St. Therese of the Child Jesus said that prayer is “a surge of the heart; it is a simple look turned toward heaven, it is a cry of recognition and of love, embracing both trial and joy.” When she says that prayer life is simple, I don’t think she means easy. At times we forget that a life of prayer is a discipline that needs to be nourished. Most of us struggle in nurturing healthy prayer habits. We all have many priorities in life. We seemed to be busy at all times. Prayer, for some, might seem as just doing nothing. In reality, prayer is hard. It requires us to really engage in mind, body and spirit. We have many struggles in prayer. The catechism mentions prayer as a battle. This battle is mostly with ourselves. It is true that “we pray as we live, because we live as we pray” (CCC 2725). We often find excuses and objections to prayer. But before we examine our objection to pray, we must understand what prayer IS NOT.
First, prayer is not a psychological exercise. We do not need any extraordinarily mental effort. If we have to think about how to pray, we have already put too much effort. Instead of thinking about how to pray, we just need to pray.
Second, prayer is not a moment of mental concentration. There is no need for us to empty our minds of the struggles of everyday life. We should not be searching for reasons or moments of mental clarity. One can pray with a clear mind or with a mind full of worries. One can pray while doing other actions or while we worry about many things. There is no right or wrong state of mind in which we can speak with God. As a matter of fact, I think the Lord appreciates it more when we are “out of our minds.”
Third, prayer is not a ritualistic attitude.
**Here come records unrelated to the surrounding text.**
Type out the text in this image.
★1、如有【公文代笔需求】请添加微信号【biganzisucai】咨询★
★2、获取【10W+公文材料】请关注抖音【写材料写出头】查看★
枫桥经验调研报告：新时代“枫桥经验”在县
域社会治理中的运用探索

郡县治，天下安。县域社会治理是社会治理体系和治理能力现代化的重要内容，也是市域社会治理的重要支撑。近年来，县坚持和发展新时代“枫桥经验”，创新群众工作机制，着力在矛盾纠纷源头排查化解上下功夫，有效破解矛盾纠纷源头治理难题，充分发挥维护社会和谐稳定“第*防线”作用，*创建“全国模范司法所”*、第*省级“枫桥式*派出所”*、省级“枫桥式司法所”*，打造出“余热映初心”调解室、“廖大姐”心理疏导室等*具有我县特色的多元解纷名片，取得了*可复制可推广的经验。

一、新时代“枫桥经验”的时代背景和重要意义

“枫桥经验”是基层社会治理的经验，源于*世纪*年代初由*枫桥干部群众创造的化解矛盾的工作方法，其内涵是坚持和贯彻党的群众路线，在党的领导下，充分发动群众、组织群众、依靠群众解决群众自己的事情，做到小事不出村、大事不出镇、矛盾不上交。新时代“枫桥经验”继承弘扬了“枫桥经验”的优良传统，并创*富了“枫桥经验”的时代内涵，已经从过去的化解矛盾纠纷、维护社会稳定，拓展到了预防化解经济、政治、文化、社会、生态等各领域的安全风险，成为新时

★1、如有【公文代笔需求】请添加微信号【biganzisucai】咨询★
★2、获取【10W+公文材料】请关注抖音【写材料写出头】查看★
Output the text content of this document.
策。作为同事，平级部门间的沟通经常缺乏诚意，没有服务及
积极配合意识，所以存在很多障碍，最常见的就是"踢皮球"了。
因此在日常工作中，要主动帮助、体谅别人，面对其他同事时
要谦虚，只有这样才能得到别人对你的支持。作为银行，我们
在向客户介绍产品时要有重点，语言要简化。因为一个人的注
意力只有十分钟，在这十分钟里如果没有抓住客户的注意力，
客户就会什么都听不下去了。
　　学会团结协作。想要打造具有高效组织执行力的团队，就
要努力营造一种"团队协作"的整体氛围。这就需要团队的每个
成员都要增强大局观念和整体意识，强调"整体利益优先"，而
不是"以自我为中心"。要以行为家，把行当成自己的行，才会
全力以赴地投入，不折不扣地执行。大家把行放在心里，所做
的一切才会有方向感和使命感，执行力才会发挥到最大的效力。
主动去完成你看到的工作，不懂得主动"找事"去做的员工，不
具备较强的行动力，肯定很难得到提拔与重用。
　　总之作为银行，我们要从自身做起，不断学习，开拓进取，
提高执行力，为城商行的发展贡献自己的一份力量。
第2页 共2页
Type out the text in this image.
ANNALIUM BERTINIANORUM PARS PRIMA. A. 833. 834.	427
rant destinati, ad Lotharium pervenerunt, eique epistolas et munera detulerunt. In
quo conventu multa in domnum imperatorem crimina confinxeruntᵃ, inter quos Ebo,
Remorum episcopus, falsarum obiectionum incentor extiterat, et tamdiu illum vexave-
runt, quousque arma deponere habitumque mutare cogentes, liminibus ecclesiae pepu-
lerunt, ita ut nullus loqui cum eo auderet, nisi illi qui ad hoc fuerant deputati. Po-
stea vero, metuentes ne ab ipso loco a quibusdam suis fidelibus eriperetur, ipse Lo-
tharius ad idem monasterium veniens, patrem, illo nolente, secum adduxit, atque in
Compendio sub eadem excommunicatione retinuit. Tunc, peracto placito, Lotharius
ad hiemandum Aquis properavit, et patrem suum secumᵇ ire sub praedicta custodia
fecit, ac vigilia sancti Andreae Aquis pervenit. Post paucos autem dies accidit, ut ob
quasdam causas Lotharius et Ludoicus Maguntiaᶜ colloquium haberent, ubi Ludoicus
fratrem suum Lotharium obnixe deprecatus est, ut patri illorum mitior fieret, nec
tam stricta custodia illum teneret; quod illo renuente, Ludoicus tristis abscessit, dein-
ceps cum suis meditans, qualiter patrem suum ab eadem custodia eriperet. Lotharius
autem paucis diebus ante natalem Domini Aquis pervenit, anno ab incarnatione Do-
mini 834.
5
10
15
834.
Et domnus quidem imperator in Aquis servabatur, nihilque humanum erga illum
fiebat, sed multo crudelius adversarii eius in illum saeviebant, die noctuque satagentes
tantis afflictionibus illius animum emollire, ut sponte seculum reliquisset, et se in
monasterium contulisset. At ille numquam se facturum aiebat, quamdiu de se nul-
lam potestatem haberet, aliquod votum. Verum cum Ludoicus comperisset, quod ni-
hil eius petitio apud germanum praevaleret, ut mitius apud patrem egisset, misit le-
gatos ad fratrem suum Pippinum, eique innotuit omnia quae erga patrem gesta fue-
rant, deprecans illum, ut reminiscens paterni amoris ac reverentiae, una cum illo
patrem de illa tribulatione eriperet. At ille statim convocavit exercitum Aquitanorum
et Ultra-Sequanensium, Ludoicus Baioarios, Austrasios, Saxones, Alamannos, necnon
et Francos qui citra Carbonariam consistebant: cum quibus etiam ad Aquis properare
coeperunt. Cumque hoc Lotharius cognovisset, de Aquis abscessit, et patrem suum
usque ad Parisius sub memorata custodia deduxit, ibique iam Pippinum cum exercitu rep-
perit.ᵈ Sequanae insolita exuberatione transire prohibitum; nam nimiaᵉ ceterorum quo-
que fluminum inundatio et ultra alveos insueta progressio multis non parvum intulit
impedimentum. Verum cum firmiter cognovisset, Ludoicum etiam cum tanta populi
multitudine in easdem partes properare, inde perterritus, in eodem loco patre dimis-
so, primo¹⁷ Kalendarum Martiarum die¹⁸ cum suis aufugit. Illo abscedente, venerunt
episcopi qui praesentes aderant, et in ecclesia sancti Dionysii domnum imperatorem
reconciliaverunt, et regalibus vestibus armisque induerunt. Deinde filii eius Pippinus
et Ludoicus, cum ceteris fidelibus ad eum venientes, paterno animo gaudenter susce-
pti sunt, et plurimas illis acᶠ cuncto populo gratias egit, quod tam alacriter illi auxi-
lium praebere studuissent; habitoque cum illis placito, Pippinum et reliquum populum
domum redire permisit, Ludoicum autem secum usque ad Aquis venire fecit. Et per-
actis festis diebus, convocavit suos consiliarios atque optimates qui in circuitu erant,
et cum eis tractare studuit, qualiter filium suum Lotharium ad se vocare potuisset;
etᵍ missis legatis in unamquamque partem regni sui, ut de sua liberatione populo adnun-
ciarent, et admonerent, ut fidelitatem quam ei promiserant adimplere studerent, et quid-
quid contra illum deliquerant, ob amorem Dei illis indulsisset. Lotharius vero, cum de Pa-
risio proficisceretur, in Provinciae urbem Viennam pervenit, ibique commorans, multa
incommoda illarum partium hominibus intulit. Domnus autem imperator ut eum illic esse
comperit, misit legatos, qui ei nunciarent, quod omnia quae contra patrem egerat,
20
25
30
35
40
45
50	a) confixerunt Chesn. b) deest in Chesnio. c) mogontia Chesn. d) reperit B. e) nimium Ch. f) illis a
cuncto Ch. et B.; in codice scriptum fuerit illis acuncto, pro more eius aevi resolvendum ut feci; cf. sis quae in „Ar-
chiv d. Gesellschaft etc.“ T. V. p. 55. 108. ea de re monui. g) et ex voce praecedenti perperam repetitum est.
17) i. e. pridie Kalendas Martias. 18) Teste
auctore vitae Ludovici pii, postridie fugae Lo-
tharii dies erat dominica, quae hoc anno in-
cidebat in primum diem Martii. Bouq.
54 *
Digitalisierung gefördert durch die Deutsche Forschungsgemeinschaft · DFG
We cannot think that prayer must be memorizable or repeat words like robots. When we pray the Rosary, our thoughts should not be worried about whether we did, or did not complete the whole decade, as if the Blessed Virgin Mary was checking our bead count, and grading our speed. Prayer is like writing a letter to a loved one; not like typing a document.
Many Christians see prayer as something incompatible with life. Thus, our objections to prayer seem to imply that prayer is really incompatible with our daily existence. For example, some people say they cannot pray because “there is not time.” As if one had to move to an alternate realm of the universe where time and space do not exist. Thus, prayer seems to require some knowledge in Quantum Physics, since most of us cannot stop the clock to pray. Saint Paul says that one must “pray always” (1 Tes. 5:17). Any time is a good time to pray, any hour, any minute. As many hours or as many minutes as we find between the duties that God bestows in our lives.
Sometimes we do not pray because we don’t “feel” it. I am not sure what feeling in that context means. This objection often comes when we take prayer as an aspirin. We pray when we feel good or when we feel bad. As if taking the right dose of prayer would suffice to alleviate the ailments of the soul. Prayer is not about us, it is about God. It is not about how we feel, but about how our relationship with the Lord is growing. Prayer must not be focused on the pettiness of our existence, but its focus is the Absolute Beauty that is God Himself. Prayer is not an escape from reality. It is, as St. Therese said, “a simple look turned toward heaven.”
Ash Wednesday is February 25th. The Church invites us once again to enter into 40 days of Prayer, Penance and Almsgiving. Prayer should always lead us to penance and almsgiving. There is no true penance without prayer and no true almsgivings without offering it to the Lord. This year, I invite you to promise the Lord you will spend more time with him during this Lenten season. Let all the other sacrifices spring from a true desire to spend time with the Lord.